Circulating HMGB2 Is Associated With Angiographic Coronary Collateralization in Diabetic Patients With Chronic Total Occlusion and Impairs Vessel Growth via NLRP3.

Abstract

Background: HMGB2 is reported to be strongly associated with cardiovascular diseases, but its relationship with coronary collateralization is unclear.

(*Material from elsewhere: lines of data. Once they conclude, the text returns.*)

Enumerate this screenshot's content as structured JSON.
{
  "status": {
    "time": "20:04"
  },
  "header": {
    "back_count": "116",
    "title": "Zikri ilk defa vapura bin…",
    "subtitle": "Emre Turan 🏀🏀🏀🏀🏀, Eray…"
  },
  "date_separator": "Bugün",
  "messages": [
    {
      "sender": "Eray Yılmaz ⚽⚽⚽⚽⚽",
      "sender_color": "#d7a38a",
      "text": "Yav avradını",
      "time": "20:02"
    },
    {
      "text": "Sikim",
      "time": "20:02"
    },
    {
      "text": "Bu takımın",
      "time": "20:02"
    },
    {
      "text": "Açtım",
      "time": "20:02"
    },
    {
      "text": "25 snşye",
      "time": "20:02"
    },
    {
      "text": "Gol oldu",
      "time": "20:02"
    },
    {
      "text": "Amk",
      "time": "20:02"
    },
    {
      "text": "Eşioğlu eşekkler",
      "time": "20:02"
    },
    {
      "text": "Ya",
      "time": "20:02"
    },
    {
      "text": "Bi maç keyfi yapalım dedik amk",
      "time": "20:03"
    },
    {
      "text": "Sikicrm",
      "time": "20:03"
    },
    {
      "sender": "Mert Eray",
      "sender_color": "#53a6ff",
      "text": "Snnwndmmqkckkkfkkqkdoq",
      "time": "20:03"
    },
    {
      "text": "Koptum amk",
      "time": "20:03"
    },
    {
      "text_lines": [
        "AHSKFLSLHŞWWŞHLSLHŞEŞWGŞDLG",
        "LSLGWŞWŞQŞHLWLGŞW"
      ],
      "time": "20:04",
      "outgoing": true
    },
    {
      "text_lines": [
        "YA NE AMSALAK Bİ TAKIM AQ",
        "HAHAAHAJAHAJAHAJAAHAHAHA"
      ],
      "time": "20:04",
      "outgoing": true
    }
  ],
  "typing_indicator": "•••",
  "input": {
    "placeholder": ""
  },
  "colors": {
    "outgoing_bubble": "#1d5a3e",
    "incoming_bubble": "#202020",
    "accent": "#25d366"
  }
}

Methods and results: We determined the serum HMGB2 levels in 322 patients with type 2 diabetes and coronary chronic total occlusion (CTO), and evaluated the degree of coronary collaterals by Rentrop classification (poor collaterals: Rentrop score 0 or 1; good collaterals: Rentrop score 2 or 3). Anti-HMGB2 neutralizing antibody was administered in a diabetic ischemic hindlimb mouse model, followed by laser Doppler perfusion imaging and histological examinations. Human umbilical vein endothelial cells (HUVECs) were treated with HMGB2 to assess the potential mechanisms. Serum HMGB2 decreased stepwise across Rentrop score 0 to 3 (P<0.001), with significantly higher levels in patients with poor collaterals than in those with good collaterals (P<0.001). After adjustment for various confounders, HMGB2 remained an independent factor for poor coronary collateralization (adjusted odds ratio, 1.234; 95% confidence interval, 1.136-1.340; P<0.001). In diabetic mice with hindlimb ischemia, administration of anti-HMGB2 neutralizing antibody increased blood flow restoration. HMGB2 inhibited migration and tube formation of HUVECs in a dose-dependent manner under high-glucose and hypoxic conditions, and promoted NLRP3-mediated pyroptosis.

Conclusions: Elevated circulating HMGB2 was associated with poor coronary collateralization in CTO patients with diabetes. HMGB2 impaired angiogenesis and collateral vessel growth in diabetic mice. Such effects are mediated by NLRP3.